Double digit growth at Star drives Fox intl affiliate revenue up 11% in Q1

NEW YORK: Twenty-First Century Fox, Inc. Wednesday reported financial results for the quarter ended September 30, 2017.

International affiliate revenue was up 11 per cent driven by rate and subscriber growth at both STAR India and FNG (Fox Networks Group) International. Double digit growth at STAR India and continued growth at FNG International saw international advertising revenue up 10 per cent in the quarter. 

International OIBDA (operating income before depreciation and amortization) contributions were similar to the prior year quarter as higher contributions at STAR India were offset by lower contributions at FNG International where higher entertainment and sports programming costs more than offset the higher reported revenues.

The company reported total quarterly revenues of $7 billion, a $496 million, or 8 per cent, increase from the $6.51 billion of revenues reported in the prior year quarter. This increase reflects revenue growth reported across all operating segments, led by higher affiliate revenues at both the cable network programming and television segments and higher content revenues at the filmed entertainment segment.

Commenting on the results, Executive Chairmen Rupert and Lachlan Murdoch said: “The company’s double-digit gains in affiliate revenues demonstrate our strength in the dynamic global market for distinctive video brands and content, across both established distributors and new entrants. We delivered top-line growth at all of our businesses, backed by stand-out storytelling, sports and news, as well as a product focus that will drive greater consumption and compelling opportunities for financial returns on our content investment. Our solid first quarter performance puts us on track to achieve our overall financial and operational objectives for this fiscal year.”

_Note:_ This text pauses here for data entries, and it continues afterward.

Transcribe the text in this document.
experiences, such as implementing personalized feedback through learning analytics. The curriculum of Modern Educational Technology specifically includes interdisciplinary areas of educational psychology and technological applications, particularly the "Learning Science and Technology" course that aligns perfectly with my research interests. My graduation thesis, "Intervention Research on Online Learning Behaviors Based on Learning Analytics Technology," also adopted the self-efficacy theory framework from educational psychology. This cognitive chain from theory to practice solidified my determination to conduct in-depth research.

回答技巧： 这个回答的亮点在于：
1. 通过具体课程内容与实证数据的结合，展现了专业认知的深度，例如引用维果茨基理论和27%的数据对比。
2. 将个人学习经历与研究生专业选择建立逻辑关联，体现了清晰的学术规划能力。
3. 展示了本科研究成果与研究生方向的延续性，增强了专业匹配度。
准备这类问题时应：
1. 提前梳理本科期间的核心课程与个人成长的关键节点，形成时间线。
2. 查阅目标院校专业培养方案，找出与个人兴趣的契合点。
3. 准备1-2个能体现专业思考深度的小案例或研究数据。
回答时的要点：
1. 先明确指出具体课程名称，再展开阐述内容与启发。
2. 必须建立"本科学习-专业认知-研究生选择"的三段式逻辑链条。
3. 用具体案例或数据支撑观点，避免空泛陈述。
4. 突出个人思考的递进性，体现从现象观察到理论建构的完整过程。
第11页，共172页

Cable network programming quarterly segment OIBDA increased 9 per cent to $1.51 billion, driven by a 10 per cent revenue increase on higher affiliate and advertising revenues partially offset by an 11 per cent increase in expenses. The increase in expenses was primarily due to higher global sports programming costs reflecting the inaugural broadcasts of Big Ten college football at FS1 and Argentine Football Association matches at FNG International as well as contractual rights increases for Major League Baseball at the domestic sports channels and higher CONMEBOL soccer rights at FNG International.